Super Mario Bros. was designed by Shigeru Miyamoto and Takashi Tezuka of the Nintendo Creative Department, and largely programmed by Toshihiko Nakago of SRD Company, Ltd, which became a longtime Nintendo partner and later a wholly owned subsidiary.[9][10] The original Mario Bros., released in 1983, is an arcade platformer that takes place on a single screen with a black background. Miyamoto used the term "athletic games" to refer to what would later be known as platform games. For Super Mario Bros., Miyamoto wanted to create a more colorful "athletic game" with a scrolling screen and larger characters.[9]
Development was a culmination of their technical knowledge from working on the 1984 games Devil World, Excitebike and Kung Fu along with their desire to further advance the platforming "athletic game" genre they had created with their earlier games.[11] The side-scrolling gameplay of racing game Excitebike and beat 'em up game Kung-Fu Master, the latter ported by Miyamoto's team to the NES as Kung Fu, were key steps towards Miyamoto's vision of an expansive side-scrolling platformer;[12] in turn, Kung-Fu Master was an adaptation of the Jackie Chan film Wheels on Meals (1984).[13] While working on Excitebike and Kung Fu, he came up with the concept of a platformer that would have the player "strategize while scrolling sideways" over long distances, have aboveground and underground levels, and have colorful backgrounds rather than black backgrounds.[14] Super Mario Bros. used the fast scrolling game engine Miyamoto's team had originally developed for Excitebike, which allowed Mario to smoothly accelerate from a walk to a run, rather than move at a constant speed like in earlier platformers.[15]
Miyamoto also wanted to create a game that would be the "final exclamation point" for the ROM cartridge format before the forthcoming Famicom Disk System was released.[11] Development for Super Mario Bros. began in the fall of 1984 at the same time as The Legend of Zelda,[16] another Famicom game directed and designed by Miyamoto and released in Japan five months later, and the games shared some elements; for instance, the fire bars that appear in the Mario castle levels began as objects in Zelda.[17]

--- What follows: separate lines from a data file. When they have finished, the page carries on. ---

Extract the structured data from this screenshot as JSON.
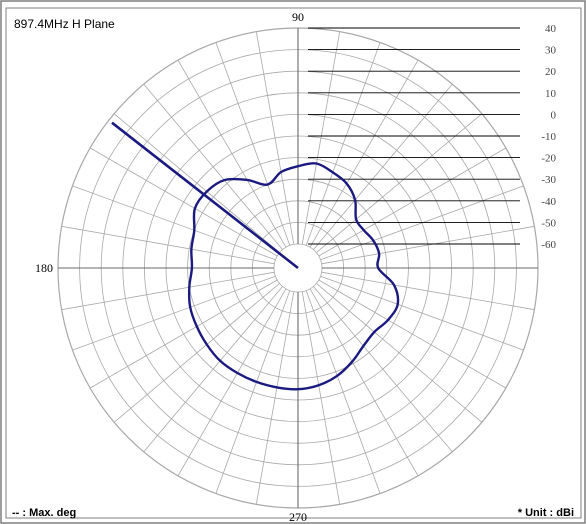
{
  "chart_data": {
    "type": "polar",
    "title": "897.4MHz H Plane",
    "angle_labels": {
      "top": "90",
      "left": "180",
      "bottom": "270"
    },
    "angle_step_deg": 10,
    "radial_ticks": [
      "40",
      "30",
      "20",
      "10",
      "0",
      "-10",
      "-20",
      "-30",
      "-40",
      "-50",
      "-60"
    ],
    "rlim": [
      -60,
      40
    ],
    "unit_text": "* Unit : dBi",
    "max_text": "-- : Max. deg",
    "max_direction_deg": 142,
    "grid": true,
    "series": [
      {
        "angle_deg": [
          0,
          10,
          20,
          30,
          40,
          50,
          60,
          70,
          80,
          90,
          100,
          110,
          120,
          130,
          140,
          150,
          160,
          170,
          180,
          190,
          200,
          210,
          220,
          230,
          240,
          250,
          260,
          270,
          280,
          290,
          300,
          310,
          320,
          330,
          340,
          350
        ],
        "gain_dbi": [
          -34,
          -33,
          -34,
          -36,
          -36,
          -30,
          -26,
          -24,
          -22,
          -24,
          -26,
          -30,
          -24,
          -18,
          -16,
          -16,
          -20,
          -21,
          -22,
          -20,
          -18,
          -17,
          -16,
          -15,
          -15,
          -15,
          -15,
          -15,
          -16,
          -18,
          -21,
          -24,
          -25,
          -23,
          -22,
          -26
        ]
      }
    ]
  },
  "colors": {
    "trace": "#1a1a80",
    "grid": "#a8a8a8",
    "axis": "#000000",
    "frame": "#7f7f7f"
  }
}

To have a new game available for the end-of-year shopping season, Nintendo aimed for simplicity.[18] In December 1984, the team created a prototype in which the player moved a 16x32-pixel rectangle around a single screen.[19] Tezuka suggested using Mario after seeing the sales figures of Mario Bros.[16] In February 1985, the team chose the name Super Mario Bros. after implementing the Super Mushroom power-up.[20][19] The game initially used a concept in which Mario or Luigi could fly a rocket ship while firing at enemies, but this went unused;[21] the final game's sky-based bonus stages are a remnant of this concept.[11][22] The team found it illogical that Mario was hurt by stomping on turtles in Mario Bros. so decided that future Mario games would "definitely have it so that you could jump on turtles all you want".[11] Miyamoto initially imagined Bowser as an ox, inspired by the Ox King from the Toei Animation film Alakazam the Great (1960). However, Tezuka decided he looked more like a turtle, and they collaborated to create his final design.[23]
The development of Super Mario Bros. is an early example of specialization in the video game industry, made possible and necessary by the Famicom's arcade-capable hardware. Miyamoto designed the game world and led a team of seven programmers and artists who turned his ideas into code, sprites, music, and sound effects.[24] Developers of previous hit games joined the team in February 1985, importing many special programming techniques, features, and design refinements such as these: "Donkey Kong's slopes, lifts, conveyor belts, and ladders; Donkey Kong Jr.'s ropes, logs and springs; and Mario Bros.'s enemy attacks, enemy movement, frozen platforms and POW Blocks".[25][26]